"On est le site de la dernière chance": vous avez peut-être un livret bancaire oublié ou une assurance vie ignorée qui vous attend à la Caisse des dépôts

"On est le site de la dernière chance", résume Marie Dolard-Cléret, directrice du département Consignations et dépôts spécialisés de la Caisse des dépôts (CDC), qui permet à chacun de vérifier s'il n'est pas le bénéficiaire d'un pécule oublié.
Ancien compte bancaire perdu de vue, livret d'épargne d'enfance oublié ou assurance vie d'un proche décédé dont on ignore être le bénéficiaire... Loin de se volatiliser, ces fonds délaissés finissent par être transférés à ce sevice de la Caisse des dépôts. Rien qu'en 2024, il a permis à près de 94.000 personnes de récupérer 1.573 euros en moyenne.
"En une poignée de minutes, j'ai su qu'il y avait quelque chose à mon nom", témoigne auprès de l'AFP David, qui avait relayé son expérience sur le réseau X. Son compte, où il publie les discussions dans lesquelles il fait tourner en bourrique les escrocs en ligne pour leur faire perdre du temps, est suivi par plus de 106.000 abonnés.
"Finalement, je n'ai reçu que quatre centimes deux mois plus tard mais ensuite un de mes abonnés a raconté qu'il avait récupéré quelques milliers d'euros", explique-t-il.
Le site a été lancé en janvier 2017, un an après l'entrée en vigueur d'une loi de 2014 imposant aux établissements financiers de recenser chaque année les comptes bancaires inactifs (aucune opération ou manifestation du titulaire pendant un an) et les contrats d'assurance vie "en déshérence" (c'est-à-dire n'ayant pas été réclamés alors qu'ils sont arrivés à échéance) et de vérifier si leurs clients sont toujours vivants.
En pratique, les banques doivent régulièrement écrire au titulaire d'un compte inactif pour l'inviter à se manifester et éviter la clôture de son compte.
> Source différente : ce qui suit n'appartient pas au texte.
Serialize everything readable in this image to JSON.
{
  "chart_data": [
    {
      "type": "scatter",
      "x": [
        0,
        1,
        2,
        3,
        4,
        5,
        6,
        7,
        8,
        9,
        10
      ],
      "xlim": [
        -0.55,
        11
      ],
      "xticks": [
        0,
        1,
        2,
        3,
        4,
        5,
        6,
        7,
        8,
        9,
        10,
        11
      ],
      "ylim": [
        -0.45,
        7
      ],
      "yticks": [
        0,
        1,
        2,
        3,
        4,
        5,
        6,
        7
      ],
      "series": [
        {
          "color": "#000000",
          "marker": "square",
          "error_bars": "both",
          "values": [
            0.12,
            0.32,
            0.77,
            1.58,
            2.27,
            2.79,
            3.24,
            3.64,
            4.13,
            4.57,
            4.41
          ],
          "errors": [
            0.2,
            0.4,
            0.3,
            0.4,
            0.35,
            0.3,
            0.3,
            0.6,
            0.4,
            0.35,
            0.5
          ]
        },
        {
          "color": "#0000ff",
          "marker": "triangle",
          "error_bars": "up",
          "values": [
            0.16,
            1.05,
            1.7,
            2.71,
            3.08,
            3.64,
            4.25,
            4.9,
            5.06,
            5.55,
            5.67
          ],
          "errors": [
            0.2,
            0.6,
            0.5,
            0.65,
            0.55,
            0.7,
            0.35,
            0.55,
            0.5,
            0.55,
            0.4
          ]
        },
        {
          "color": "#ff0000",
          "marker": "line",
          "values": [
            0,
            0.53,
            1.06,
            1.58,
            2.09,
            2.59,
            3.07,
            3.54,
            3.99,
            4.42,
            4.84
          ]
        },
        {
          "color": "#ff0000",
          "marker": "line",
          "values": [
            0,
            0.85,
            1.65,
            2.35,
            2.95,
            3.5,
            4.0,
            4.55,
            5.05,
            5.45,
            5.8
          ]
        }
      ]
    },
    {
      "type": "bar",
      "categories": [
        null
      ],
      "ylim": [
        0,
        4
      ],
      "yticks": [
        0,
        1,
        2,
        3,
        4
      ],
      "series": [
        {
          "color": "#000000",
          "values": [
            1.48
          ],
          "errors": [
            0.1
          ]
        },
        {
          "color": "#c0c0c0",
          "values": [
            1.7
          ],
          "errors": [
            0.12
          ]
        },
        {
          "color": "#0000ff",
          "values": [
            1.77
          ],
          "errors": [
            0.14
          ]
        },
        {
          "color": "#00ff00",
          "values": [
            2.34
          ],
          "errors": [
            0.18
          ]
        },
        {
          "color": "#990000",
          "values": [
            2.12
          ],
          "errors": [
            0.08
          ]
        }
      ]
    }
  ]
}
Les organismes d'épargne salariale sont également soumis à ce devoir d'information.
Déjà un milliard d'euros restitués
Les assureurs sont quant à eux tenus de rechercher les bénéficiaires des contrats en déshérence.
"Si j'ai un conseil à donner, c'est de préciser nom, prénom, date de naissance, lieu de naissance, numéro de portable et adresse mail" quand on désigne le bénéficiaire d'un contrat d'assurance vie, déclare à l'AFP Antoine Djikpa, généalogiste et président de l'étude parisienne ADD Associés, qui travaille notamment avec des établissements financiers recherchant les héritiers de fonds oubliés.
Sans réponse dans les délais -généralement 10 ans mais cela varie en fonction du produit financier concerné ou selon que son titulaire est vivant ou décédé- les sommes oubliées sont transférées à la CDC, qui les conserve et les restitue sur demande.
"En principe, au bout de 10 ans d'inactivité, les fonds arrivent à la CDC et on les conserve 20 ans. Au bout de ces 30 ans, si personne ne les a réclamés, ils sont reversés à l'État", résume Philippe Martinie, responsable du service de restitution des avoirs en déshérence de la CDC.
Depuis la mise en place du dispositif en 2016, la CDC a reçu plus de neuf milliards d'euros. "Le cap du milliard d'euros restitués aux bénéficiaires a été franchi fin janvier 2025", souligne Marie Dolard-Cléret et "un peu plus de 550 millions d'euros" ont été reversés à l'État, précise Philippe Martinie.
"De très petites sommes"
Les comptes bancaires inactifs représentent plus de 85% des produits financiers transférés à la CDC mais nombre d'entre eux n'abritent que "de très petites sommes", selon Philippe Martinie. "On restitue souvent de très petits montants" avec "des versements de 50 centimes, voire moins", explique-t-il.
Pour Antoine Djikpa, "ça serait plutôt vertueux" que le cumul de toutes ces petites sommes qui ne manqueront probablement à personne profite plutôt "à l'État et donc à la communauté de citoyens". Face à au déficit public, le gouvernement est en effet en quête d'économies substantielles: pas moins de 43,8 milliards d'euros dès 2026.
"Je ne parle pas du tout en tant que généalogiste ou chef d'entreprise, mais en tant que citoyen, ça ne me poserait strictement aucun problème que l'État devienne automatiquement détenteur de toutes les sommes inférieures à 40 ou 50 euros, par exemple."